When data is finalized, the best (in our case, the highest scoring, but you may
have a different metric) result is written to the underlying data that was
passed to the component. Writing the result back to the data will ensure that
components later in the pipeline can use that result in their computations.

Emitting data is straightforward: create a vector of vector of pointers to the
beam states in your component, and return it.

### Basic Testing

If you would like to validate that your TransitionState meets the DRAGNN
contract expectations, you can use the transition_state_starter_test.cc, and
adapt it to use your transition state. If all tests pass, your TransitionState
should work with the rest of DRAGNN.

## Creating Translators

One of the key features of DRAGNN is "translators" - functions that allow
components executing later in a DRAGNN pipeline to access data from earlier
components. There are two types of translators - universal and backend-specific.
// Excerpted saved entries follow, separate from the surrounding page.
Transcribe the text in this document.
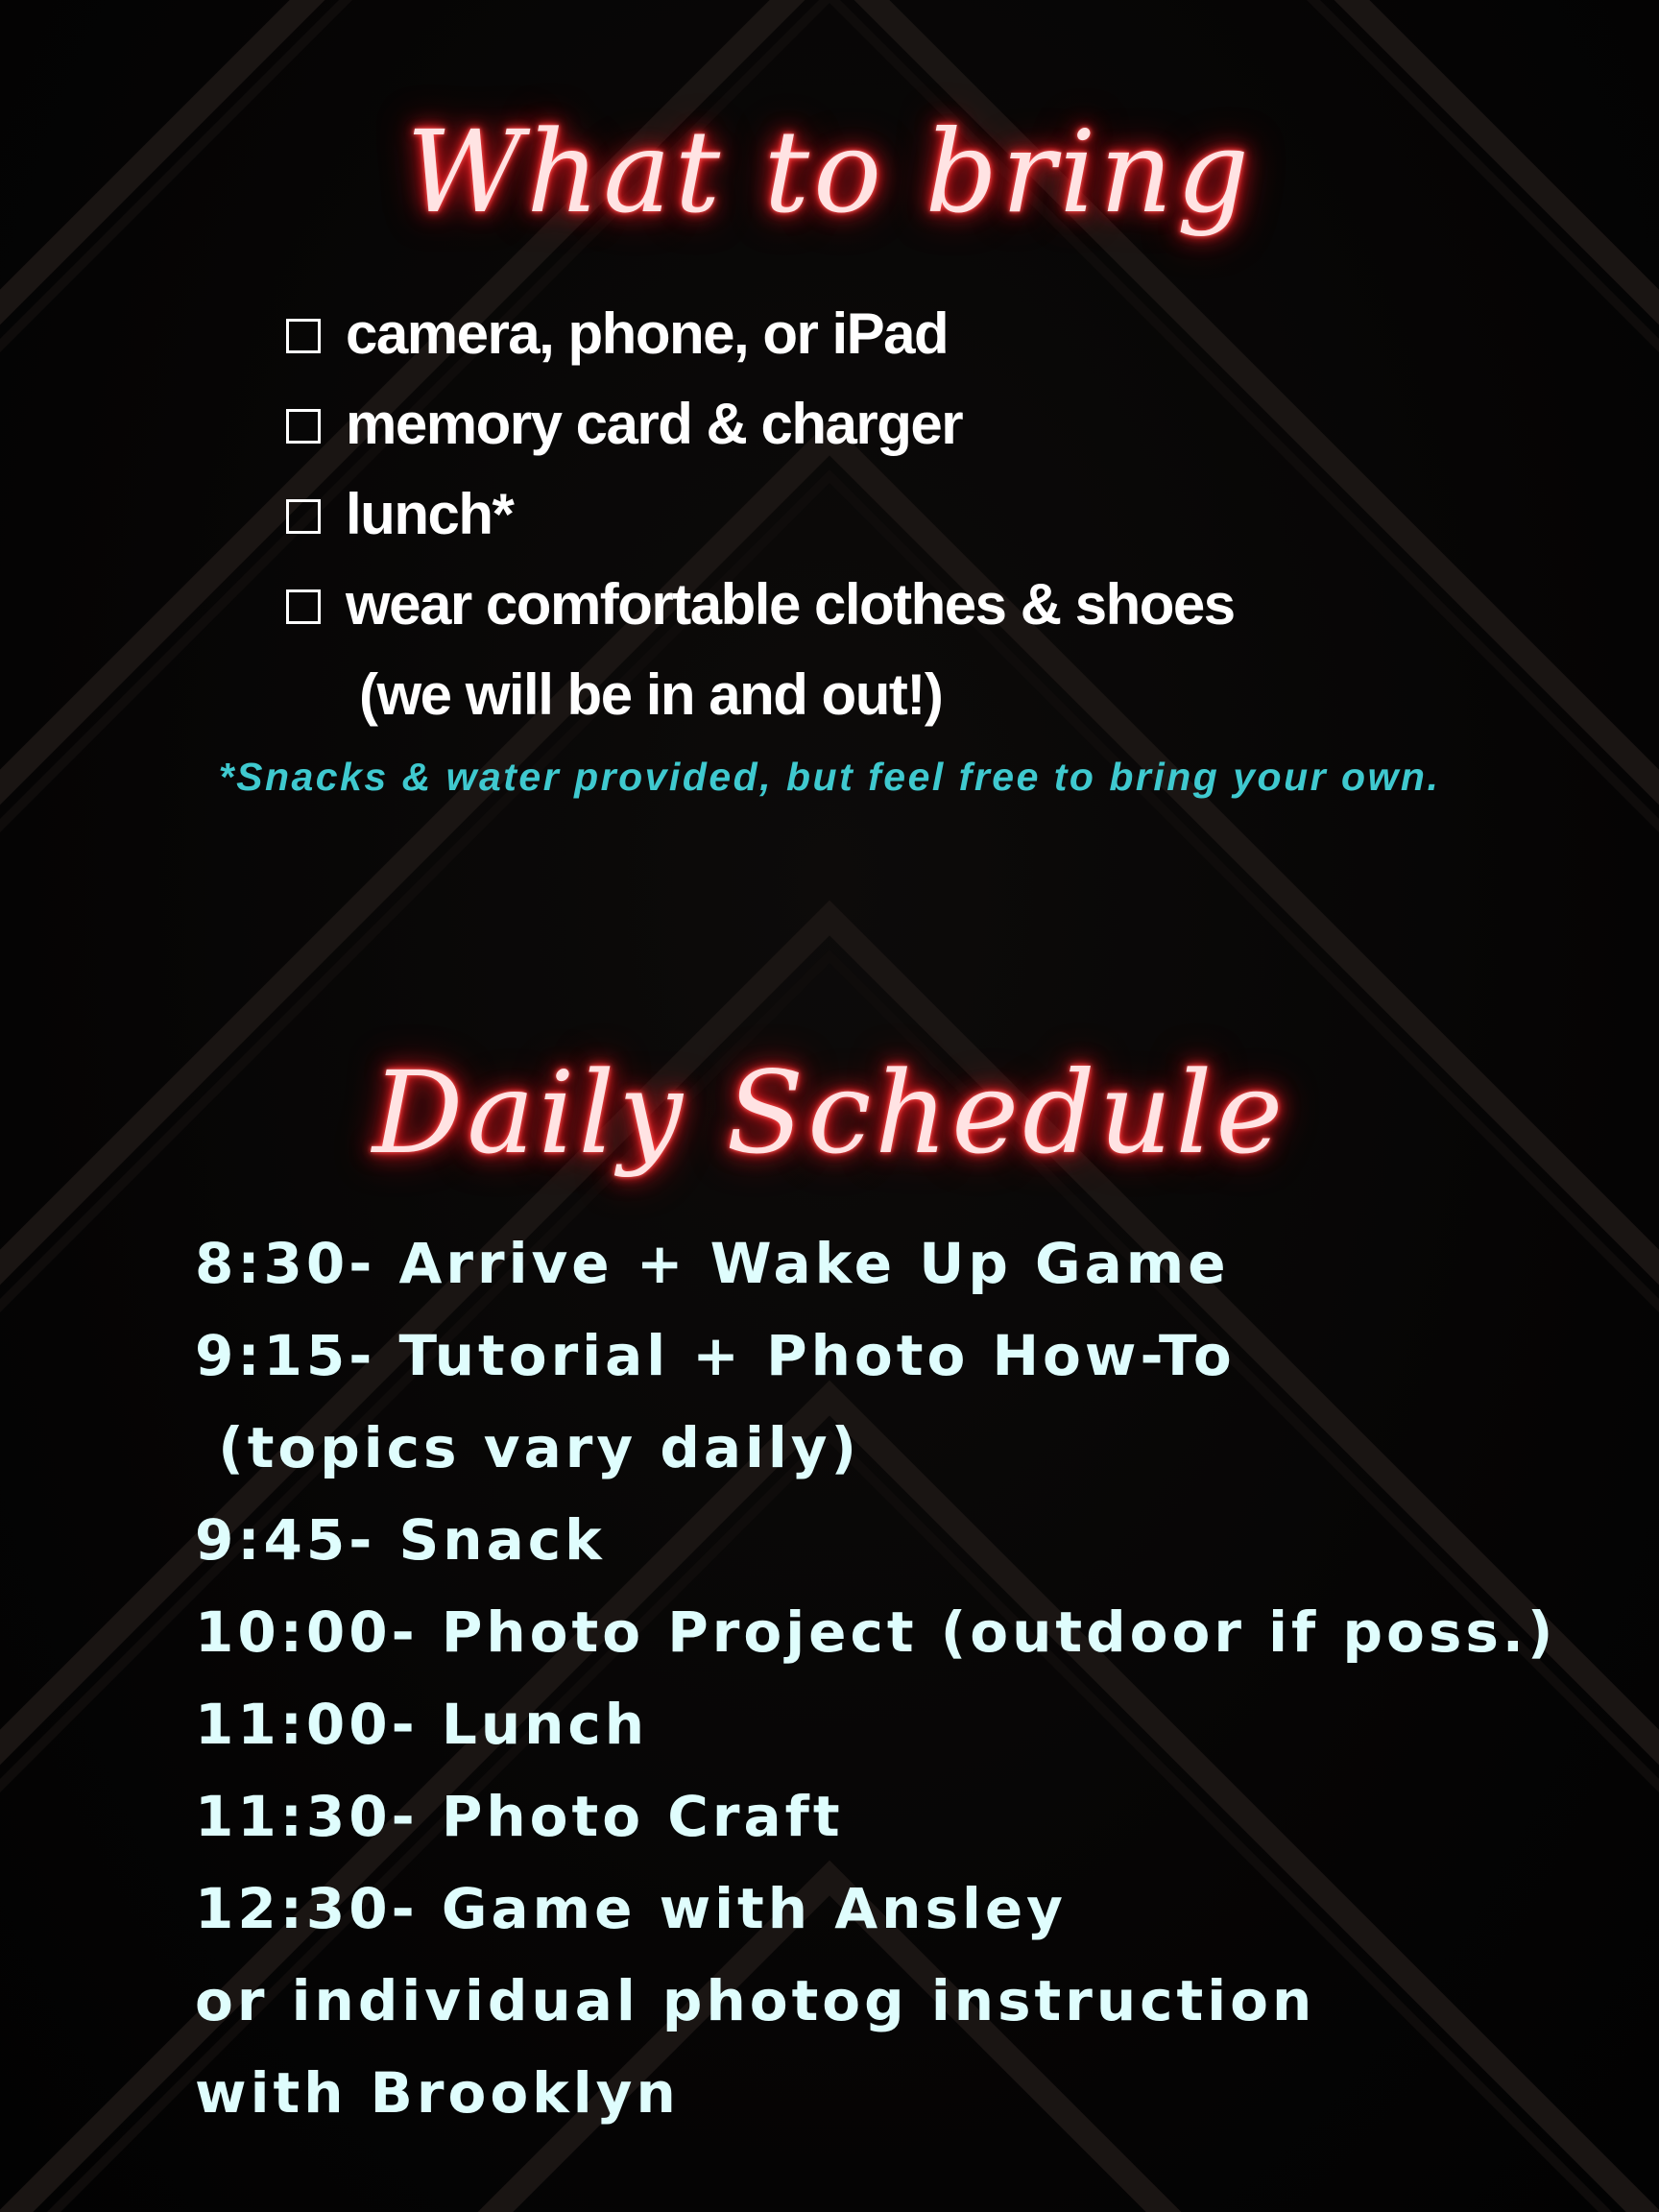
What to bring
camera, phone, or iPad
memory card & charger
lunch*
wear comfortable clothes & shoes
(we will be in and out!)
*Snacks & water provided, but feel free to bring your own.
Daily Schedule
8:30- Arrive + Wake Up Game
9:15- Tutorial + Photo How-To
(topics vary daily)
9:45- Snack
10:00- Photo Project (outdoor if poss.)
11:00- Lunch
11:30- Photo Craft
12:30- Game with Ansley
or individual photog instruction
with Brooklyn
### Maintaining History For Universal Translators

In order to support translation, your component must be able to report history
via the Component interface. (This is required whether you want to directly
support translation in your component or not - in order for translation to work
at all in the DRAGNN pipeline, all components must implement these methods).

### Defining Backend Specific Translators

If you would like downstream components to be able to access your component's
data in a more complex manner than the universal translators allow, you can
define your own translation functions. This is done via the
`GetStepLookupFunction` method in the component, which returns an arbitrary
function when given a string name. To create a translator with a specific name,
make the `GetStepLookupFunction` method return it when queried; once done, that
name can be specified as a LinkedFeature for components downstream.

Note that, when defining a backend-specific translator, the arguments to the
returned std::function are (int batch_index, int beam_index, int value), or,
"for the transition state at the given beam_index of the beam corresponding to
batch batch_index, return a function mapping value to a location in the input
tensor for this step."

## Beams & The Beam Class

If you would like a helper function to keep track of beams and history for your
component, you can use core/beam.h - make sure your TransitionState implements
the CloneableTransitionState interface, instantiate a beam (templated to your
TransitionState type) for each batch element, and you're good to go - all you
need to do is plumb the relevant methods from the Component interface to the
Beam. (For an example, you can examine syntaxnet_component.cc, which uses a Beam
of SyntaxNetTransitionState objects.